Carla chewed her cardboard bar. “Oh, that’s right. You were probably busy with Mom, having your hair or nails done. That was your life, right? Dressing up and being a beauty queen, while I had to go to the toughest school and study all the time.”
Aubrey had been operating under the assumption that she was the jealous sister. And she was jealous as hell and always had been, because Carla had had it all: brains, the big fancy medical degree, not to mention their father’s pride and adoration. But in feeding her green monster over the years, it’d somehow escaped her attention that Carla might have been jealous as well.
She didn’t know what to make of that.
“I lost the internship,” Carla said, “and had to wait an entire year to get another shot at it. Dad was fit to be tied. He’d set the interview up in the first place. He said—” She broke off, clearly tempering herself.
“What?” Aubrey asked. “He said what?”
“That I’d acted like you.”
Aubrey absorbed the unexpected hit and nodded. “Well, then, I imagine he was quite pleased to know it was me who screwed up and not you.”

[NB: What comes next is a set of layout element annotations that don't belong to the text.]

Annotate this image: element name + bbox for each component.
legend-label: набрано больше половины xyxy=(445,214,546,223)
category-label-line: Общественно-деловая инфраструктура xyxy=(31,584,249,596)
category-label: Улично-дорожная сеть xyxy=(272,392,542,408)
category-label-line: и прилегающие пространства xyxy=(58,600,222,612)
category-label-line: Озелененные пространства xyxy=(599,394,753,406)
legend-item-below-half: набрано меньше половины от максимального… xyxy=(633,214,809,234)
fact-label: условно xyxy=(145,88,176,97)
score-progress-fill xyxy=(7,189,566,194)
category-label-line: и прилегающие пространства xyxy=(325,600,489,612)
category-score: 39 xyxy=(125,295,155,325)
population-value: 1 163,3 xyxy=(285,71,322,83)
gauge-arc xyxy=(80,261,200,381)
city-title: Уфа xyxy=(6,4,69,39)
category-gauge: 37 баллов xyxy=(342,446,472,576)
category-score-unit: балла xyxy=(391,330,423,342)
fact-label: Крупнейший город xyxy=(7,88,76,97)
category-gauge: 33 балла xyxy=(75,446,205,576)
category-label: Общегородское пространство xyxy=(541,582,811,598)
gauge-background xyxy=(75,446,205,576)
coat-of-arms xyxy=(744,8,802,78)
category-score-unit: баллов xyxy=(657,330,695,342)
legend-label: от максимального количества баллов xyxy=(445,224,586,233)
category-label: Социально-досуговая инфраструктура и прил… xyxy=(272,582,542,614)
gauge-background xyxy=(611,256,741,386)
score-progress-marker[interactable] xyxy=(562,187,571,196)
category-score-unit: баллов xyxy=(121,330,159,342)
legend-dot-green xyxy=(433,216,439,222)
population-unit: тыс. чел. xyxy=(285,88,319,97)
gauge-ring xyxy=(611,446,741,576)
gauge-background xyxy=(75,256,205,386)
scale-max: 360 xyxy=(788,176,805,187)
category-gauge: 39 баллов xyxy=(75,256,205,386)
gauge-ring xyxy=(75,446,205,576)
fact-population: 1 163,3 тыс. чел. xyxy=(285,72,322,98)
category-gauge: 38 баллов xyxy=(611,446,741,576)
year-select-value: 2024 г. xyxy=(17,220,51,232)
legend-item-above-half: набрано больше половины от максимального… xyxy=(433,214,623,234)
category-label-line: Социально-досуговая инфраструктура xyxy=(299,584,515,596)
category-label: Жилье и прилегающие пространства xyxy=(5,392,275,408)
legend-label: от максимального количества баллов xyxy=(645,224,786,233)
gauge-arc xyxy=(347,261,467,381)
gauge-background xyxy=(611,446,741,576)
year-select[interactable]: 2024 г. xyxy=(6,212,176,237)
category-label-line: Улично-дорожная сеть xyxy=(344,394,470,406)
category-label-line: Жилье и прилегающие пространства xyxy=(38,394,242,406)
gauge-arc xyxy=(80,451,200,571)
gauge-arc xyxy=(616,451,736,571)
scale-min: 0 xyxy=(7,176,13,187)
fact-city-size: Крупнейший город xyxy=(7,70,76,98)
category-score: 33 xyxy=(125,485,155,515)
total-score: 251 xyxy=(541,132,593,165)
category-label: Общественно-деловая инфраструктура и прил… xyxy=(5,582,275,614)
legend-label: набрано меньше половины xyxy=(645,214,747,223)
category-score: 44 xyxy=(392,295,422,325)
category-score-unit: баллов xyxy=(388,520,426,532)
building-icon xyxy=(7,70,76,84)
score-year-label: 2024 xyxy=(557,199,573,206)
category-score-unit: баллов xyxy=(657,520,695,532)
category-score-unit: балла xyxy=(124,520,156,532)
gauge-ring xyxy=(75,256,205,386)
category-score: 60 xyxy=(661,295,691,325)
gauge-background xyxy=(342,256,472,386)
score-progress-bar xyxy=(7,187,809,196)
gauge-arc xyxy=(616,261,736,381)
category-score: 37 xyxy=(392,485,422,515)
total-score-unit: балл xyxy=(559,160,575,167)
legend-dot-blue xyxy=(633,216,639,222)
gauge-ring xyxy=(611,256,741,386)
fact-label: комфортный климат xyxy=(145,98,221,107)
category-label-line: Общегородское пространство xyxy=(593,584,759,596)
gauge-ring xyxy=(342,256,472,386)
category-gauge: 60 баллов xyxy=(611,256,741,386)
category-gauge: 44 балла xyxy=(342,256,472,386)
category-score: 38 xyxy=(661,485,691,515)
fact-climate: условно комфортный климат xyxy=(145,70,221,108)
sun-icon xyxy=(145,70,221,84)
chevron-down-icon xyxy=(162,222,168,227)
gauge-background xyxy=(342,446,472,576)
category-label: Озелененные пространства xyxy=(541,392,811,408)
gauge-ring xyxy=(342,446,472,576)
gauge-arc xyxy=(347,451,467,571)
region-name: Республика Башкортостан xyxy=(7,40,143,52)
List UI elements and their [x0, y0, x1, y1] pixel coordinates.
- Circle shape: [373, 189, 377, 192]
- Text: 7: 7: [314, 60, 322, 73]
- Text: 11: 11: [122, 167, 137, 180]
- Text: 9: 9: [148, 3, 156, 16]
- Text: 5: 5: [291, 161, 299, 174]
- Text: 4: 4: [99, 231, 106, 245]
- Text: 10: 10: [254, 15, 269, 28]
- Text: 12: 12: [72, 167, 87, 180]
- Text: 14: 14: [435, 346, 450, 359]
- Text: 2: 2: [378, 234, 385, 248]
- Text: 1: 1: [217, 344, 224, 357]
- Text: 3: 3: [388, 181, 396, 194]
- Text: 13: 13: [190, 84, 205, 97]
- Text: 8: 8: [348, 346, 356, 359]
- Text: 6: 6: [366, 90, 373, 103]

Carla’s smile was brittle, and Aubrey wondered if she smiled like that, too. “I never told him,” Carla said. “How could I? I’d gone on and on about how you were changing, how you were maturing. How I could count on you.”
Aubrey winced. “I’m sorry,” she said quietly. “I’d like to make it up to you.”
Carla gave a small laugh. “How? How could you possibly do that?”
“I don’t know,” Aubrey said. “We still look like twins. Maybe you have another conflict of interest, and I could—”
“What? Operate for me? Meet a patient and discuss treatment?”
Aubrey met her sister’s eyes. They were hazel, like her own, magnified slightly from the glasses Carla had worn since grade school. They only added to the smart image.
She wasn’t going to get forgiveness—she could see that now. And she probably didn’t deserve it anyway. “No,” she said quietly. “I can’t do any of those things. We both know that.”